Agent Lightning's unified framework has significant implications for both practical deployment and theoretical research:

  • Scalable agent optimization: Facilitates large-scale RL training for heterogeneous agents, lowering barriers for real-world adoption.
  • Algorithmic innovation: Transition-based modeling unlocks hierarchical RL, advanced exploration, and off-policy methods for complex agentic tasks.
  • System co-design: Disaggregated architecture enables efficient resource utilization, robust error handling, and flexible environment integration.
  • Generalization: The unified data interface and MDP abstraction provide a foundation for future research in agentic RL, multi-agent coordination, and tool-augmented reasoning.

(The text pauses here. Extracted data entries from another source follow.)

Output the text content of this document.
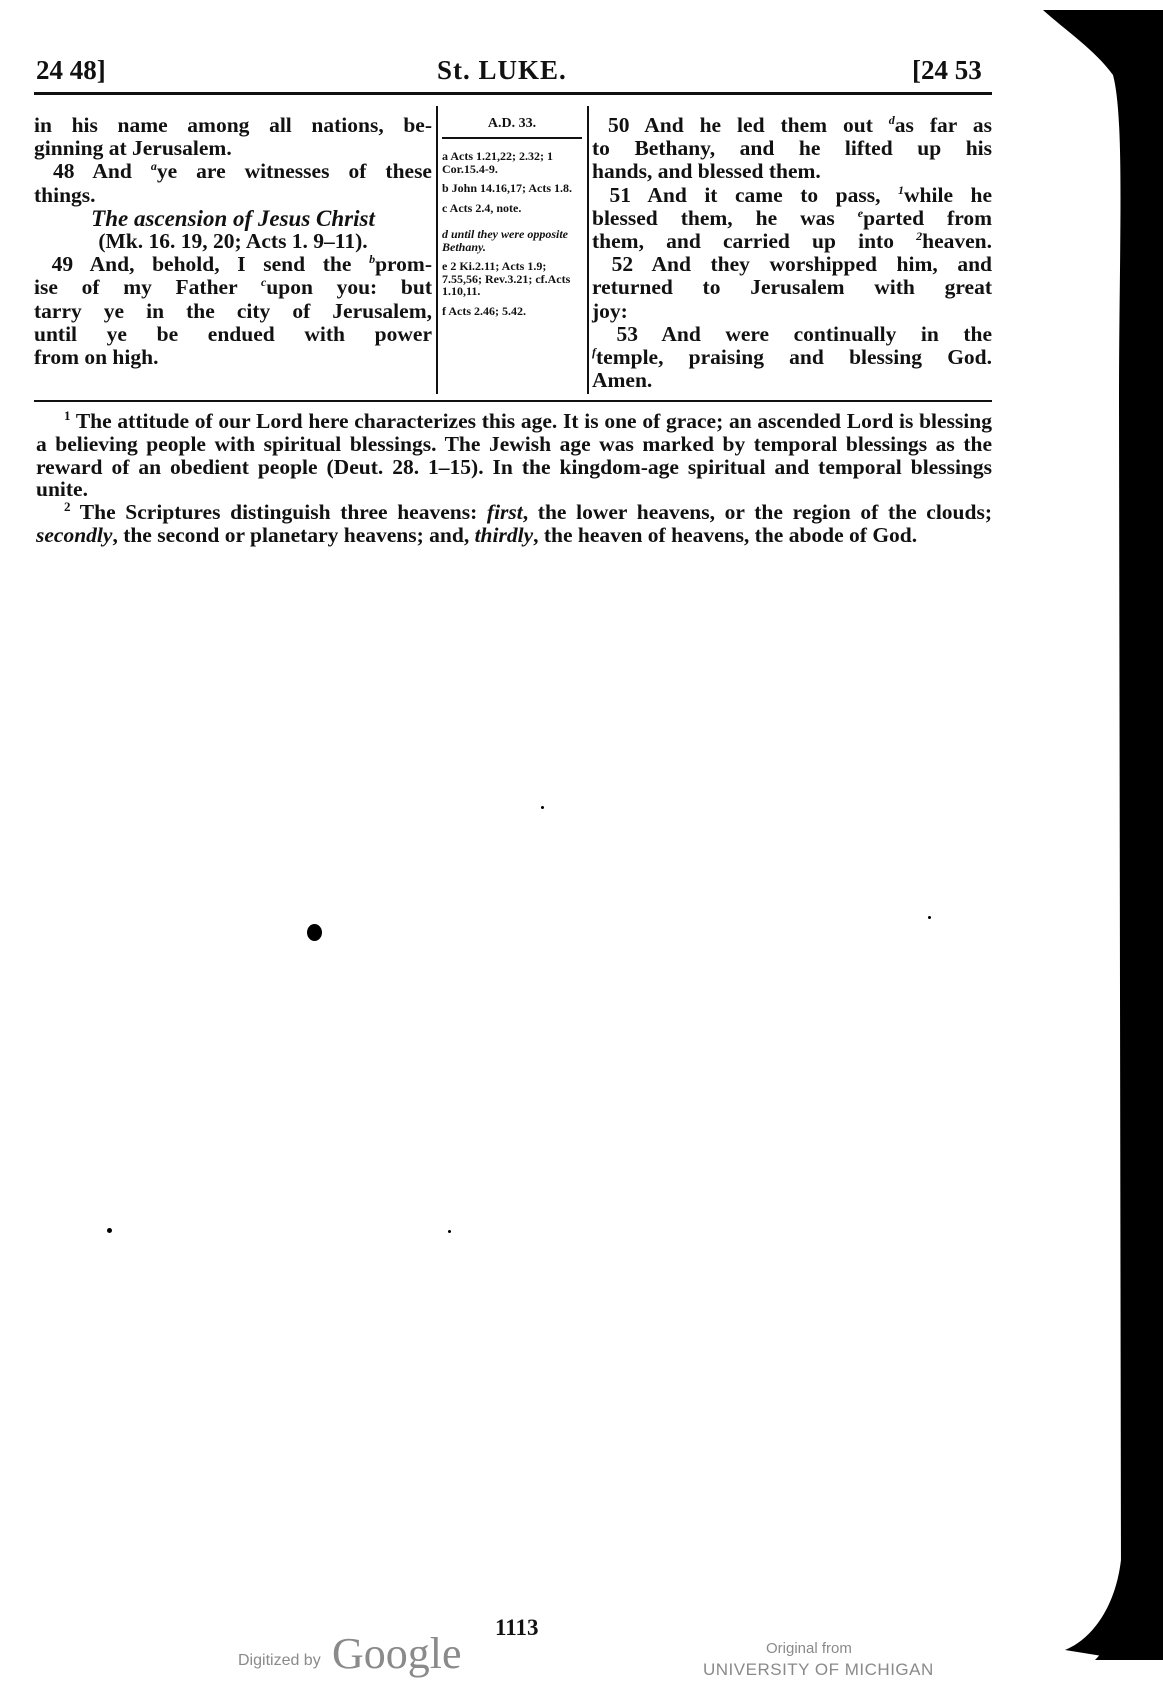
24 48]	St. LUKE.	[24 53

in his name among all nations, be-

ginning at Jerusalem.

48 And $^a$ye are witnesses of these

things.

The ascension of Jesus Christ

(Mk. 16. 19, 20; Acts 1. 9–11).

49 And, behold, I send the $^b$prom-

ise of my Father $^c$upon you: but

tarry ye in the city of Jerusalem,

until ye be endued with power

from on high.

A.D. 33.

a Acts 1.21,22; 2.32; 1 Cor.15.4-9.

b John 14.16,17; Acts 1.8.

c Acts 2.4, note.

d until they were opposite Bethany.

e 2 Ki.2.11; Acts 1.9; 7.55,56; Rev.3.21; cf.Acts 1.10,11.

f Acts 2.46; 5.42.

50 And he led them out $^d$as far as

to Bethany, and he lifted up his

hands, and blessed them.

51 And it came to pass, $^1$while he

blessed them, he was $^e$parted from

them, and carried up into $^2$heaven.

52 And they worshipped him, and

returned to Jerusalem with great

joy:

53 And were continually in the

$^f$temple, praising and blessing God.

Amen.

$^1$ The attitude of our Lord here characterizes this age. It is one of grace; an ascended Lord is blessing a believing people with spiritual blessings. The Jewish age was marked by temporal blessings as the reward of an obedient people (Deut. 28. 1–15). In the kingdom-age spiritual and temporal blessings unite.

$^2$ The Scriptures distinguish three heavens: first, the lower heavens, or the region of the clouds; secondly, the second or planetary heavens; and, thirdly, the heaven of heavens, the abode of God.

1113
Digitized by Google	Original from
UNIVERSITY OF MICHIGAN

Potential future developments include integration with advanced serving frameworks (e.g., Parrot), long-context acceleration (e.g., Minference), and serverless environment orchestration.

Conclusion

Agent Lightning presents a principled, extensible framework for RL-based training of arbitrary AI agents, achieving full decoupling between agent execution and RL optimization. Through unified data modeling, hierarchical RL algorithms, and scalable system architecture, it enables robust, efficient, and generalizable agent training across diverse workflows and environments. The empirical results substantiate its effectiveness, and its design lays the groundwork for future advances in agentic RL, scalable deployment, and algorithmic innovation.